La situation était prévisible depuis plusieurs semaines. Quand le Pentagone a désigné Anthropic comme « risque pour la chaîne d’approvisionnement nationale » après que l’entreprise a refusé de retirer les garde-fous empêchant ses modèles d’armer des systèmes autonomes ou de surveiller des citoyens américains, un signal a été envoyé à toute la Silicon Valley. Google et OpenAI sont désormais en négociation pour reprendre le contrat qu’Anthropic a refusé. C’est précisément ce contexte, brûlant, qui a poussé les ingénieurs à agir.
Ce que dit concrètement la lettre ouverte
La lettre, hébergée sur notdivided.org et intitulée « We Will Not Be Divided », a été signée par des employés actuels et anciens de Google et d’OpenAI. Chaque signature est vérifiée (...)

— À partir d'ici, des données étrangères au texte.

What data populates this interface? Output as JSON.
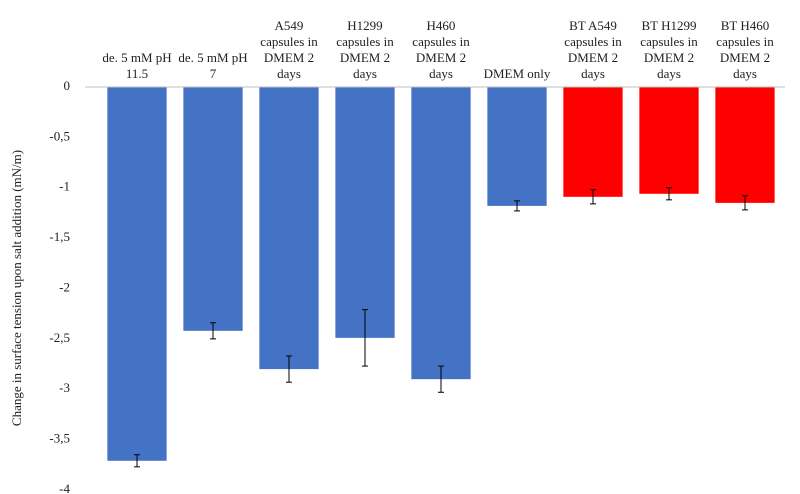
{
  "chart_data": {
    "type": "bar",
    "y_label": "Change in surface tension upon salt addition (mN/m)",
    "categories": [
      "de. 5 mM pH 11.5",
      "de. 5 mM pH 7",
      "A549 capsules in DMEM 2 days",
      "H1299 capsules in DMEM 2 days",
      "H460 capsules in DMEM 2 days",
      "DMEM only",
      "BT A549 capsules in DMEM 2 days",
      "BT H1299 capsules in DMEM 2 days",
      "BT H460 capsules in DMEM 2 days"
    ],
    "values": [
      -3.71,
      -2.42,
      -2.8,
      -2.49,
      -2.9,
      -1.18,
      -1.09,
      -1.06,
      -1.15
    ],
    "errors": [
      0.06,
      0.08,
      0.13,
      0.28,
      0.13,
      0.05,
      0.07,
      0.06,
      0.07
    ],
    "colors": [
      "#4472c4",
      "#4472c4",
      "#4472c4",
      "#4472c4",
      "#4472c4",
      "#4472c4",
      "#ff0000",
      "#ff0000",
      "#ff0000"
    ],
    "ylim": [
      -4,
      0
    ],
    "yticks": [
      -4,
      {
        "value": -3.5,
        "label": "-3,5"
      },
      -3,
      {
        "value": -2.5,
        "label": "-2,5"
      },
      -2,
      {
        "value": -1.5,
        "label": "-1,5"
      },
      -1,
      {
        "value": -0.5,
        "label": "-0,5"
      },
      0
    ],
    "grid": false
  }
}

Le texte pose une accusation directe : des responsables gouvernementaux tenteraient de mettre les deux entreprises en concurrence sur le plan éthique pour les pousser à abandonner leurs propres lignes rouges. (...)
Les signataires réclament que leurs employeurs résistent à la pression du « Département de la Guerre », refusent d’autoriser la surveillance de masse sur le sol américain et s’opposent au déploiement d’armes létales autonomes pilotées par des systèmes d’intelligence artificielle.
Pourquoi cette mobilisation dépasse le symbole (...)
Et quand des simulations ont montré que des IA plongées dans des scénarios de crises nucléaires choisissaient systématiquement l’escalade plutôt que la désescalade, confier à ces mêmes systèmes des décisions de défense nationale prend une tout autre dimension.
La question n’est donc pas de savoir si cette lettre changera quoi que ce soit dans les salles de négociation. C’est de comprendre pourquoi les ingénieurs qui construisent ces outils jugent nécessaire de se retourner contre leurs propres employeurs pour le dire publiquement.